Problem with verification of downloaded files

#1

Hello, I tried to vertificate my download with these instructions but it didn’t go as planned.

  1. I imported the public signing key as instructed in the first part.
  2. I downloaded the files “SHA256 file” and “SHA256 file signature”
  3. I ran the command gpg --verify desktop.sha256sums.sig desktop.sha256sums

I got the following:

user@user:~/Downloads$ gpg --verify desktop.sha256sums.sig desktop.sha256sums
gpg: Signature made Fri 07 Dec 2018 10:58:25 AM EET
gpg:                using RSA key 57CE4D9CD8D276B4
gpg: Good signature from "Andrew Lyon <orthecreedence@gmail.com>" [unknown]
gpg: WARNING: This key is not certified with a trusted signature!
gpg:          There is no indication that the signature belongs to the owner.
Primary key fingerprint: DEDF 113E 5424 8344 1637  16B5 5C66 FAD1 3222 D757
     Subkey fingerprint: B25B DF8F 8BB7 7454 ACFF  BA84 57CE 4D9C D8D2 76B4

Am I doing something wrong or what’s the catch?
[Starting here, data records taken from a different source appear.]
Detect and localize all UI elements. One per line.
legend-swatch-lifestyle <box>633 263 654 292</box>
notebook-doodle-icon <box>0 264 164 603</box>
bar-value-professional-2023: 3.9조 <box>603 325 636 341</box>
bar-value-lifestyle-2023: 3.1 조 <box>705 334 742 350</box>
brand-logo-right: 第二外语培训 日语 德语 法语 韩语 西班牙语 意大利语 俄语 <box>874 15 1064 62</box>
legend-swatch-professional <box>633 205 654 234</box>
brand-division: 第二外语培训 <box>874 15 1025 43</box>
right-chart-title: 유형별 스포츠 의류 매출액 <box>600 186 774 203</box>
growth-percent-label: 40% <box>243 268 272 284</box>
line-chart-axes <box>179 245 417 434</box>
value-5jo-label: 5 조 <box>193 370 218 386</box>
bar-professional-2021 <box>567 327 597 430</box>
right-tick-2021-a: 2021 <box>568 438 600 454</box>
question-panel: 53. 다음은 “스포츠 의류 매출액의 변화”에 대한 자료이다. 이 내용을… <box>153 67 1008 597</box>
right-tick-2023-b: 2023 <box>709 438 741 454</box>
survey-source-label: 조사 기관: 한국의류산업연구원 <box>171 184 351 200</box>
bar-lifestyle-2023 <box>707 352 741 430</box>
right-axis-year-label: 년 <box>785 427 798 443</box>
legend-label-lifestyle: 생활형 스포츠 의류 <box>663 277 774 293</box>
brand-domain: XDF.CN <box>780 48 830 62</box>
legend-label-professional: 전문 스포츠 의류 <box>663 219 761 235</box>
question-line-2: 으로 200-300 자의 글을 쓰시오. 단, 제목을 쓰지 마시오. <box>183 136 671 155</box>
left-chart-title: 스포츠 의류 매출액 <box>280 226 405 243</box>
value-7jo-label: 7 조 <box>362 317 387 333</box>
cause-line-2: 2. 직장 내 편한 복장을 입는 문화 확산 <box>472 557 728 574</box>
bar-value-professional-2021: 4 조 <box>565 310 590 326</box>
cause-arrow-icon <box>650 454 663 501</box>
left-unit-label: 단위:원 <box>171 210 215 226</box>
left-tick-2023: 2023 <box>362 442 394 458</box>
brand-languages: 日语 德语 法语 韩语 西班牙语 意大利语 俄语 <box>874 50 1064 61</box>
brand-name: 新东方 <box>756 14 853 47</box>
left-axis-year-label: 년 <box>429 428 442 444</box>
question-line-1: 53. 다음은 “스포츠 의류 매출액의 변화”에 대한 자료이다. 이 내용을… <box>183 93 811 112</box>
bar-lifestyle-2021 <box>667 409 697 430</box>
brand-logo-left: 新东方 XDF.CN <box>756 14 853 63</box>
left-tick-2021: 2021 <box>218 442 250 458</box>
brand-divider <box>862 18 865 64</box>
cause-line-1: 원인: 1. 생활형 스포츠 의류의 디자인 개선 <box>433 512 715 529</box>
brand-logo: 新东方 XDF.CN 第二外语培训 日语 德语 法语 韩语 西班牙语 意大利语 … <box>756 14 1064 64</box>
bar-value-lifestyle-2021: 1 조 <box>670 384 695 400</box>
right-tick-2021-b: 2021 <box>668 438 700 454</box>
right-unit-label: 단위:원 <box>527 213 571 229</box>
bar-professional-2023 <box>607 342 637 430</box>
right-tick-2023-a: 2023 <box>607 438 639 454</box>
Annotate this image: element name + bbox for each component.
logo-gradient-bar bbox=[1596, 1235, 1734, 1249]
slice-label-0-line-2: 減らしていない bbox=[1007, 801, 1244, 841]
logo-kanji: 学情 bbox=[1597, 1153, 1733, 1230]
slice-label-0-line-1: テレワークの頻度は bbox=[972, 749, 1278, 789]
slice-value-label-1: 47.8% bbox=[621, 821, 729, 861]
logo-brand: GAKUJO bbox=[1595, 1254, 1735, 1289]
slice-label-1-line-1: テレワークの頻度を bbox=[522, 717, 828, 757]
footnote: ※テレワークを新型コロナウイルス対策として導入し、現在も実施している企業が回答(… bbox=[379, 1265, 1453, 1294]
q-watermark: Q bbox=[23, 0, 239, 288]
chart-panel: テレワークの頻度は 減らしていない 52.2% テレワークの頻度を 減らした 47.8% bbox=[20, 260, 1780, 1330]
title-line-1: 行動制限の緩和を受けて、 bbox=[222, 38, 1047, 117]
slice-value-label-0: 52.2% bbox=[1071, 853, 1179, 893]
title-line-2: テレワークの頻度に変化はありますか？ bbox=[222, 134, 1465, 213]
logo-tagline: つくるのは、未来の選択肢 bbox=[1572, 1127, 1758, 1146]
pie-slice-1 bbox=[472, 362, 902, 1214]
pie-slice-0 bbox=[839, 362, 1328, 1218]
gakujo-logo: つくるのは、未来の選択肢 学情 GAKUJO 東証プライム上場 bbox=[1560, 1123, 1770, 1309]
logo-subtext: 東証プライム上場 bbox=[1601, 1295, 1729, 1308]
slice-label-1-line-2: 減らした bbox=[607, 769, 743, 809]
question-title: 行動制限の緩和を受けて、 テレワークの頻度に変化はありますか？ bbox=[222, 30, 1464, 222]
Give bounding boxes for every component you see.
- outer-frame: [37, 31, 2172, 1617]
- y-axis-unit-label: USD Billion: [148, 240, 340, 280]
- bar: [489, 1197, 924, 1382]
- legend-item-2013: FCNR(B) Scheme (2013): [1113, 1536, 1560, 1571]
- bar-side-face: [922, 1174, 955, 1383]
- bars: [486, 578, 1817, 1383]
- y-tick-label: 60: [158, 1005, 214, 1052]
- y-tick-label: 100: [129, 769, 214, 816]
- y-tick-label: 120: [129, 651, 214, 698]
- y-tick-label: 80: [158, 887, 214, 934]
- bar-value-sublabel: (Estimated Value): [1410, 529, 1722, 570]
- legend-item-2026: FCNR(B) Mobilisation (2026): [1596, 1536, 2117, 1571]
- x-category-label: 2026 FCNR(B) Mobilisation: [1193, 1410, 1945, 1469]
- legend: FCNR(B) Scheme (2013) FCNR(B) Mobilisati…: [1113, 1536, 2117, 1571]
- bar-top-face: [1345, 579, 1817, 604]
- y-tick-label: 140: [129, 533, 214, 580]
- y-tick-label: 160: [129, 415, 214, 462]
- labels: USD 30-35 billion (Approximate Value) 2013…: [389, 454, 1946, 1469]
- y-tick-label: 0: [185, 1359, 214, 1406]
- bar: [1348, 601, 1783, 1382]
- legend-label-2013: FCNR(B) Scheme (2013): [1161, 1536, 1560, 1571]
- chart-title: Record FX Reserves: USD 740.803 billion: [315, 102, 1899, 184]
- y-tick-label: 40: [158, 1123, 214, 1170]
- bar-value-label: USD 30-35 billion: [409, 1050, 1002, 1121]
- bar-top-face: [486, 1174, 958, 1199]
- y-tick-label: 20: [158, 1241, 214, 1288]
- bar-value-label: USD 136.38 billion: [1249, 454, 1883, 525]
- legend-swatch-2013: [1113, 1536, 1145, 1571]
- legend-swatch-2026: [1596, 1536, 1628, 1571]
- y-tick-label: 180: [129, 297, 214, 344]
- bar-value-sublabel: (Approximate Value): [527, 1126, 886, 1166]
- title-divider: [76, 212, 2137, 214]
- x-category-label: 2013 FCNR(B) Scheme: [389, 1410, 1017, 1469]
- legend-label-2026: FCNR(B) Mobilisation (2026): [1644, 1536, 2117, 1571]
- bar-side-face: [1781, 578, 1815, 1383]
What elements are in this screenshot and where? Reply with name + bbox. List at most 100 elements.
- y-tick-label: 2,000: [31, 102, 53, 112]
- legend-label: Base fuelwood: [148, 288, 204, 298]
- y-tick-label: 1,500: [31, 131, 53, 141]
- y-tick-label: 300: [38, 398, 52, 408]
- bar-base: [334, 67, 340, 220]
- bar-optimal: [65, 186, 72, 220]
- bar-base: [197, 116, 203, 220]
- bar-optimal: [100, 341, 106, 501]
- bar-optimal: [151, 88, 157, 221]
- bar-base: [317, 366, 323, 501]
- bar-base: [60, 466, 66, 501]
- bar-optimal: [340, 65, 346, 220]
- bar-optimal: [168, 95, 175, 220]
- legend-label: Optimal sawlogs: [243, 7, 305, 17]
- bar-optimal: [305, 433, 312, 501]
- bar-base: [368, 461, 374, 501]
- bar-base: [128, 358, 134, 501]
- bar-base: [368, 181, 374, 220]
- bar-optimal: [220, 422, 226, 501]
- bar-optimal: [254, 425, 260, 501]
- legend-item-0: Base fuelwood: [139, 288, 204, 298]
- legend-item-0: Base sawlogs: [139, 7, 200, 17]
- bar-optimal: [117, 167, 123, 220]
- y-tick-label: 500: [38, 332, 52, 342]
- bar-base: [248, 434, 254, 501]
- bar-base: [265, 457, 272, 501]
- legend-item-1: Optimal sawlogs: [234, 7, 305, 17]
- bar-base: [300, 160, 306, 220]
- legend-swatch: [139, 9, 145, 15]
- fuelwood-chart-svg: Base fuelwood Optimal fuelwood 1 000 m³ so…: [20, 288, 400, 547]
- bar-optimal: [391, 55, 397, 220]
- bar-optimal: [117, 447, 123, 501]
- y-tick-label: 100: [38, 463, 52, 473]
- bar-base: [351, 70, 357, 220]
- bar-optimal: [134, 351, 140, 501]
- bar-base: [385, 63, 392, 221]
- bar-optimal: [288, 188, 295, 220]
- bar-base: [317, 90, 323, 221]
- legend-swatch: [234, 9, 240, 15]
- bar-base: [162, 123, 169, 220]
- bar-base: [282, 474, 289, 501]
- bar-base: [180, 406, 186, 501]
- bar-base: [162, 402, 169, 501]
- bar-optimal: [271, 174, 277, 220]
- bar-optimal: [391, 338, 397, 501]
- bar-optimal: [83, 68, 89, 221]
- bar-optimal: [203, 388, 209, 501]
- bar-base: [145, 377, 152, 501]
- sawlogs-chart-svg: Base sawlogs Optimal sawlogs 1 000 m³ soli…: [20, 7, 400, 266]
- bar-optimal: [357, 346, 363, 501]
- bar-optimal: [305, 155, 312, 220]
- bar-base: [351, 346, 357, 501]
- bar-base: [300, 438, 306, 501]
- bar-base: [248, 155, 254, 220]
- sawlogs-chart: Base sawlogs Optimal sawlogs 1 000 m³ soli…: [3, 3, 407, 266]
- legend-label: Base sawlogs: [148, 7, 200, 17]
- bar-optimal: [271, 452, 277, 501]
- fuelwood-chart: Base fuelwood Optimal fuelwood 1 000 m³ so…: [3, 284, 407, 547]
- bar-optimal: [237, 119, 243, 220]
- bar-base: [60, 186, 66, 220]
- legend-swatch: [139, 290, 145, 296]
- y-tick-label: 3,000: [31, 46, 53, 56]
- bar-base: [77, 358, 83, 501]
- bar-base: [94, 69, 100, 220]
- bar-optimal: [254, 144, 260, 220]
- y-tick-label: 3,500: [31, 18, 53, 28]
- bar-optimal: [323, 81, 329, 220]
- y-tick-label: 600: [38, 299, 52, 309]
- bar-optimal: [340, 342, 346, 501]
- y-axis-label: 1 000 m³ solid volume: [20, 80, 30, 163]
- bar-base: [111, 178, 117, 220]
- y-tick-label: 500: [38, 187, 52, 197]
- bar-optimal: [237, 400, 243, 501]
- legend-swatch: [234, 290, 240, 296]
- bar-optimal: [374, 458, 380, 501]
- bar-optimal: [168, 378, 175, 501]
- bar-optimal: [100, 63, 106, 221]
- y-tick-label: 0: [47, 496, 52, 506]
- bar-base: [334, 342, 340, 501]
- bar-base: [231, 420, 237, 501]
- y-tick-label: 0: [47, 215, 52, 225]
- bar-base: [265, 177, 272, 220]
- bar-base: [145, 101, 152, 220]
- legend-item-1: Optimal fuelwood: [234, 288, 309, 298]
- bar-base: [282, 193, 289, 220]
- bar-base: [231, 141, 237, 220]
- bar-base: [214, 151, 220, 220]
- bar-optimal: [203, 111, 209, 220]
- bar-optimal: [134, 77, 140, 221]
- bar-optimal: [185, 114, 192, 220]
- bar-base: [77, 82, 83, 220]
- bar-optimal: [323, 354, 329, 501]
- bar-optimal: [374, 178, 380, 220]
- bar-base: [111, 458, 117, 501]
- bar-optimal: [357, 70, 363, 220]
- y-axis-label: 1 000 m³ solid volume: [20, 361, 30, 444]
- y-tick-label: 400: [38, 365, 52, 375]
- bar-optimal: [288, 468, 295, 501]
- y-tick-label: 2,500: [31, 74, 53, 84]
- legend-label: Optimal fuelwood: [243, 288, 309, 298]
Just a sidenote that the sha256 from the txt-file is matching with my download. And I’m running Linux.

Thanks for your time.

#2

Another Linux user here. I noticed this too. Yeah, the sha256 matches, but that signature is super sketchy.

#3

Hi, maintainer of the Turtl project here. I can confirm that my key’s signature is DEDF113E54248344163716B55C66FAD13222D757

#4

Thank you for the clarification. Do you know what might be reason for this output?

#5

Good question, I didn’t know so I looked it up:

Apparently, it means you have not explicitely trusted the key, and you do not trust any keys that have signed my key, effectively meaning that the key could belong to anybody claiming to have my name and email.

#6

Ah! Okay, that explains it. Thank you very much. And thank you also for the awesome software, will definitely support with premium account when it’s available.